Originally Posted by Oracle12345 (Post 2317999)
yeah but its far fetched since its main job is tell the ezl what postion the crankshaft is at and how fast the engine is going. Stalling when warm doesnt lead me directly to the CPS since it items such as coolant temp sensor plays a much bigger role in determining the air/fuel ratio based on engine temperature.

:confused: Its not far fetched at all. The signal from the CPS is critical to the computer knowing what speed the engine is moving. If the signal is weak or cuts in and out, it will shut down the fuel pumps thinking the engine stopped, hence, stall. Its quite an important part! If it goes out of spec due to temperature changes....it would stall right away. It happened to my car, so it does indeed happen.

Oracle12345 10-16-2009 09:20 PM

Quote:

Originally Posted by pawoSD (Post 2318018)
:confused: Its not far fetched at all. The signal from the CPS is critical to the computer knowing what speed the engine is moving. If the signal is weak or cuts in and out, it will shut down the fuel pumps thinking the engine stopped, hence, stall. Its quite an important part! If it goes out of spec due to temperature changes....it would stall right away. It happened to my car, so it does indeed happen.

proving my point that it doesnt matter temperature the engine is a bad cps will stall with a cold or warm engine. A osilloscope will rule out the CPS.
none of the TSBs for stalling when warm do not mention the CPS. Stalling when warm is caused by rapid pressure drop results in the formation of vapour bubbles in the system. in my case the coolant temp sensor was sending mixed signals to the ke control unit and ezl causing confusion between the ignition and fuel injection

mak 10-17-2009 01:31 AM

we should know what component is causing it or it may be slight drift off in the air flow due to accumulation of oil, dust etc at the bottom of the air flow passage ,visible if the air flow plate is removed and throttle held wide open.should be spotlessly clean .
mak
300se

corker57 10-17-2009 02:59 AM

I did not mean to start a small uproar. My car stalled only when warm, it ran fine cold.
Got to go about 15-20 miles the first time, then the expense of all the goodies to make it run - and it did not run one tiny bit better. I was at an end of the cars life when I saw something about it on here. The next time it happened (ran fine for 15-20 minutes this time) I bought a CPS, changed it, and never had another problem with the car, no matter how long I drove it or how far I drove it.

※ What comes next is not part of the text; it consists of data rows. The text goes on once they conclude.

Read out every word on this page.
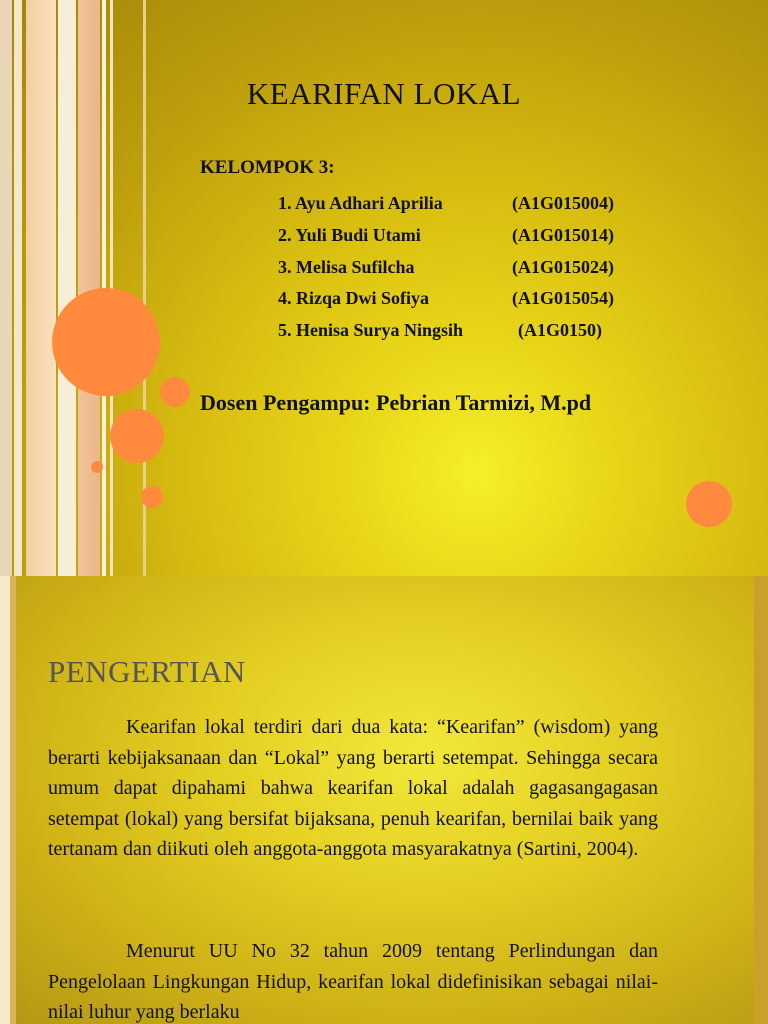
KEARIFAN LOKAL
KELOMPOK 3:
1. Ayu Adhari Aprilia	(A1G015004)
2. Yuli Budi Utami	(A1G015014)
3. Melisa Sufilcha	(A1G015024)
4. Rizqa Dwi Sofiya	(A1G015054)
5. Henisa Surya Ningsih	(A1G0150)
Dosen Pengampu: Pebrian Tarmizi, M.pd
PENGERTIAN
Kearifan lokal terdiri dari dua kata: “Kearifan” (wisdom) yang berarti kebijaksanaan dan “Lokal” yang berarti setempat. Sehingga secara umum dapat dipahami bahwa kearifan lokal adalah gagasangagasan setempat (lokal) yang bersifat bijaksana, penuh kearifan, bernilai baik yang tertanam dan diikuti oleh anggota-anggota masyarakatnya (Sartini, 2004).
Menurut UU No 32 tahun 2009 tentang Perlindungan dan Pengelolaan Lingkungan Hidup, kearifan lokal didefinisikan sebagai nilai-nilai luhur yang berlaku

To all those mighty thinkers that say it can't happen, I have proof that it can and does happen.

Oracle12345 10-17-2009 10:44 PM

Quote:

Originally Posted by corker57 (Post 2318198)
I did not mean to start a small uproar. My car stalled only when warm, it ran fine cold.
Got to go about 15-20 miles the first time, then the expense of all the goodies to make it run - and it did not run one tiny bit better. I was at an end of the cars life when I saw something about it on here. The next time it happened (ran fine for 15-20 minutes this time) I bought a CPS, changed it, and never had another problem with the car, no matter how long I drove it or how far I drove it.

To all those mighty thinkers that say it can't happen, I have proof that it can and does happen.

I didnt say rule out the cps when dealing with a stalling issue but its not one of the first things I am going to check especially when tracking down a stalling when warm problem. If the most common things that cause a stalling when warm problem check out then ill go other places.